The other companies of the industry, meanwhile, were turning to a freely available standard pioneered by International Business Machines Corp. Soon these machines were roaring ahead in power. Their software was mimicking the easy-to-use commands of the Macintosh screen.

The technology leader was left on the sidelines, accounting for about 15 percent of the market -- critics often cite this failure to win mass acceptance as the main failure of Sculley's tenure. The company remained generally profitable and managed a hit product in its PowerBook laptop computer but began looking for a new course.

In the fall of 1990, Sculley cut prices dramatically, gaining market share, and stunned the industry by entering into an alliance with its one-time prime enemy, IBM, to develop a new line of computers and software by the mid-90s.

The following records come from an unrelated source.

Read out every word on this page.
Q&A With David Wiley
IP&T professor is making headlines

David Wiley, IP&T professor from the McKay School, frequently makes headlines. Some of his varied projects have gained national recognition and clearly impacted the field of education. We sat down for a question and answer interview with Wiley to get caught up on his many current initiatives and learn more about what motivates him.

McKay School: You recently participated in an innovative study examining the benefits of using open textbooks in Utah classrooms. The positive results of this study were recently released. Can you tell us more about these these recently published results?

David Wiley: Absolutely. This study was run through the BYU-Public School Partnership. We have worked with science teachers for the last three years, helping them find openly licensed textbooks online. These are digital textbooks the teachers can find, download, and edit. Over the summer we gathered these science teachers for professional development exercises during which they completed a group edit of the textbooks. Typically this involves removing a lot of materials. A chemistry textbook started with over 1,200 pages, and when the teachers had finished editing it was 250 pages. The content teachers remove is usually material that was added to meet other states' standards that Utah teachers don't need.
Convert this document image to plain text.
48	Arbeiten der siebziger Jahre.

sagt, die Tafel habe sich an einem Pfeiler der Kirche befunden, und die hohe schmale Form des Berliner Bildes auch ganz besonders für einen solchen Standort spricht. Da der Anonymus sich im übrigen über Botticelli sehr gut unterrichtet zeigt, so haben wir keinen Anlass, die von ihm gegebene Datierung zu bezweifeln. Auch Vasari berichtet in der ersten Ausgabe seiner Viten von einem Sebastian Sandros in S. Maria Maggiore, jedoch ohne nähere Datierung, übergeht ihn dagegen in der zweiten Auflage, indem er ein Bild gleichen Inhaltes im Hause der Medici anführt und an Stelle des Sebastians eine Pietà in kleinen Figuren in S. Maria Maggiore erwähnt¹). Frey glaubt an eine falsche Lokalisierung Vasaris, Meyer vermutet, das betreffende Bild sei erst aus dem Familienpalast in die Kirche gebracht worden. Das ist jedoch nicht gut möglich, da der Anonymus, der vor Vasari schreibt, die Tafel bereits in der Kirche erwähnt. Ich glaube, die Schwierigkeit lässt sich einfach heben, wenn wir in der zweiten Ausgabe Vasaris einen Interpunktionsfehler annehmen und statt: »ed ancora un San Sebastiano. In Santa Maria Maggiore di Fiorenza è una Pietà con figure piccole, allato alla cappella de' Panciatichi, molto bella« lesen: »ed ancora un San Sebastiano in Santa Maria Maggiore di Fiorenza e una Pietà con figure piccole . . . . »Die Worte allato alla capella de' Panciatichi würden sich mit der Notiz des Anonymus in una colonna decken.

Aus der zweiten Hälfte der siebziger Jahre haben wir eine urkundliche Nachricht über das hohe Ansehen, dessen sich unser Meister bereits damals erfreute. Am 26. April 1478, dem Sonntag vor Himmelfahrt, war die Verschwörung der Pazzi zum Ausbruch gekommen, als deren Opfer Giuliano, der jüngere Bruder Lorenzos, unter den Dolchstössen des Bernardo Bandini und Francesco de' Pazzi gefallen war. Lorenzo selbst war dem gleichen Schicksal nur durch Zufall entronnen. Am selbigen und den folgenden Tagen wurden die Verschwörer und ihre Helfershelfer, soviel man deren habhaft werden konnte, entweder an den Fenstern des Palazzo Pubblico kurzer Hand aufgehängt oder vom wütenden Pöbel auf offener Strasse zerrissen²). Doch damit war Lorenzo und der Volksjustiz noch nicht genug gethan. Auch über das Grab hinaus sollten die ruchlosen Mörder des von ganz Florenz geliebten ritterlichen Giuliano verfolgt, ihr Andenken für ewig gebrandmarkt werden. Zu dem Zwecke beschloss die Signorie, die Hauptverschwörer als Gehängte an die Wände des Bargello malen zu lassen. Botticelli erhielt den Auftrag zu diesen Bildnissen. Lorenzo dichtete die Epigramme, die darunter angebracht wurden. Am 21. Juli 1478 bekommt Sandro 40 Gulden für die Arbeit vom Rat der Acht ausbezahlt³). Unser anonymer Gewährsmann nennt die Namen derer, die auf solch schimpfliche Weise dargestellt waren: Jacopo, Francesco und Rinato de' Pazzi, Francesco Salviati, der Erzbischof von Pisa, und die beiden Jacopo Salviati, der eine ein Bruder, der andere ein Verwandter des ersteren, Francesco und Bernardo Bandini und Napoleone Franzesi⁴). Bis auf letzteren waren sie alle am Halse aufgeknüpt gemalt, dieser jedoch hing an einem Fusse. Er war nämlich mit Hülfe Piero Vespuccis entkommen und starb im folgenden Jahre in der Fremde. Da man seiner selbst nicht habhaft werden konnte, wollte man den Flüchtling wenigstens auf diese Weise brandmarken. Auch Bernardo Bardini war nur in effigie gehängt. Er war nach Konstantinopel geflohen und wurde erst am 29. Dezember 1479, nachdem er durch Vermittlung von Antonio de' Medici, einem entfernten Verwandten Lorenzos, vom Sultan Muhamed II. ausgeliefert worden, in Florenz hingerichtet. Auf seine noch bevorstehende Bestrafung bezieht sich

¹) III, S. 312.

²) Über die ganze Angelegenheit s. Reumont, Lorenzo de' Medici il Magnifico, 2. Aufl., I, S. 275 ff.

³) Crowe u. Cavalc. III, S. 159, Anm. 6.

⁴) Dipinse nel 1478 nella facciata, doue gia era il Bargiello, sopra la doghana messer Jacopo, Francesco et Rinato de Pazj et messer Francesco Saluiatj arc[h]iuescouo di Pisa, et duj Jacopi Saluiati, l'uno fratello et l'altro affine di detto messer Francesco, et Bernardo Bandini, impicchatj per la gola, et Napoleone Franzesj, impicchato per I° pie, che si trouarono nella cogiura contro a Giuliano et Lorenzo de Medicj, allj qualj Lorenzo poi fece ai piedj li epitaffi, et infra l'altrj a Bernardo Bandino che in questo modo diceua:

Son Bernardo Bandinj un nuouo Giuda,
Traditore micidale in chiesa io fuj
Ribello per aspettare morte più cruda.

Yesterday, Sculley denied that his decision to leave the chief executive's job was related to recent financial blips at Apple. Last week, in the midst of a computer price war, the company announced that profits would fall; that led to a 10 percent drop in its stock price in a single day. Some analysts believe Apple will have to cut its work force again to regain its buoyancy.

Asked yesterday what he sees as his accomplishments in a decade at Apple, Sculley noted the company's growth. "Today, Apple is tied with IBM for the number one position in the world and we make a lot more money than any other personal computer company in the world," he said. He noted that it had a strategy for the '90s.

He laughed off a question about the company's shortcomings on his watch, saying "you guys have been writing about that for the last 10 years."